Crack unit of Serbian dictator slayers?

by jd on December 11, 2007

I first heard about Otpor (”Resistance”) and Center for Applied NonViolent Action and Strategies (CANVAS) in a superb Reason article from 2006 called “The 50 Habits of Highly Effective Revolutionaries“.

Last week I read that Stratfor (the civilian CIA) thinks that Hugo Chavez’s recent political reverse may be due to the CANVAS activity in Venezuela.

From Stratfor.com (registration required)

The Venezuelan government lost its constitutional amendment referendum in a national vote Dec. 2, emboldening the opposition and dealing President Hugo Chavez his first electoral defeat since he took office a decade ago. This is hardly the end of the line for Chavez, but something new is taking shape in the country: a competent and capable opposition.

…The opposition campaign against the constitutional changes that would have enshrined Chavez in power for a generation was organized, unified and even a little slick…A reason for this newfound effectiveness is the entrance into the Venezuelan equation of a new group from the most unlikely of places: Serbia.

Roughly three months ago, a group calling itself the Center for Applied Nonviolent Action and Strategies (CANVAS) began operating in Venezuela. CANVAS’ raison d’etre is simple: to teach local forces how to most effectively oppose the authoritarian regimes who rule them. Courtesy of CANVAS, the dustbin of history boasts a few pieces of geopolitical roadkill: former Georgian President Edward Shevardnadze (Rose Revolution, 2003), former Kyrgyz President Askar Akayev (Tulip Revolution, 2005), nearly President Viktor Yanukovich (Orange Revolution, 2004-05) and CANVAS’ first-ever foe, former Yugoslav President Slobodan Milosevic (2000).

CANVAS, originally known in Serbia as Otpor (loosely translated as “Resistance”), excels at bridging the gaps between disparate factions, mobilizing popular support, coordinating protest actions and hitting authoritarian governments where it most hurts.
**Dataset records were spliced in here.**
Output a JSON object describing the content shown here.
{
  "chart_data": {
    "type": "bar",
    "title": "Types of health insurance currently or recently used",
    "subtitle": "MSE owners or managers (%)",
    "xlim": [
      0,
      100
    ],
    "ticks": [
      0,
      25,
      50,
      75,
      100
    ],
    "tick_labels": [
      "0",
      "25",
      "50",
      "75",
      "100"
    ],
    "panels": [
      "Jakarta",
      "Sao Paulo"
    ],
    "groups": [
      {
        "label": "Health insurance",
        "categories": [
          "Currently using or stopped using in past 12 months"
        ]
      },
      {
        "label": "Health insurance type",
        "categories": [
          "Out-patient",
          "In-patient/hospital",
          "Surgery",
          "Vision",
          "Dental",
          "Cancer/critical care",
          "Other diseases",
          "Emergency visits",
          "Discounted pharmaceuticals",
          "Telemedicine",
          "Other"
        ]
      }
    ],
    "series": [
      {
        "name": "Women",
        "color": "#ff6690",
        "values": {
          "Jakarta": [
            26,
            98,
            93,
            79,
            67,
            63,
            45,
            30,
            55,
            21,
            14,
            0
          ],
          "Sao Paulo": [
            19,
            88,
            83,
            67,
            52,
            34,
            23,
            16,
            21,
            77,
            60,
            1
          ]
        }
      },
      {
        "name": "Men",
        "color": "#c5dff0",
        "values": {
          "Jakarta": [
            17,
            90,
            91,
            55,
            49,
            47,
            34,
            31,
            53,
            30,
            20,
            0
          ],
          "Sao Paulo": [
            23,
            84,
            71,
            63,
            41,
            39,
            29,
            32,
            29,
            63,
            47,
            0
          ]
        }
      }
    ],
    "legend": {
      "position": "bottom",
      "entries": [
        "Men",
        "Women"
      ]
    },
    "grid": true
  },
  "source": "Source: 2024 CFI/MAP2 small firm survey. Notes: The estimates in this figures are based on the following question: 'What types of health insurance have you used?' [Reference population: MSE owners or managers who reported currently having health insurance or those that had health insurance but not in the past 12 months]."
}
It shines at carrying out the sort of activities at which the Venezuelan opposition fails miserably, and it has now contributed to Chavez’s first real defeat.

The article above is a follow up to a previous article in Stratfor predicting that another “color revolution” may be forming, this time in Venezuela.

I love the idea of a band of well organised veteran Serbian freedom fighters waging peaceful regime change across the unfree world.  It is probably the best thing to come out of the Milosevic era.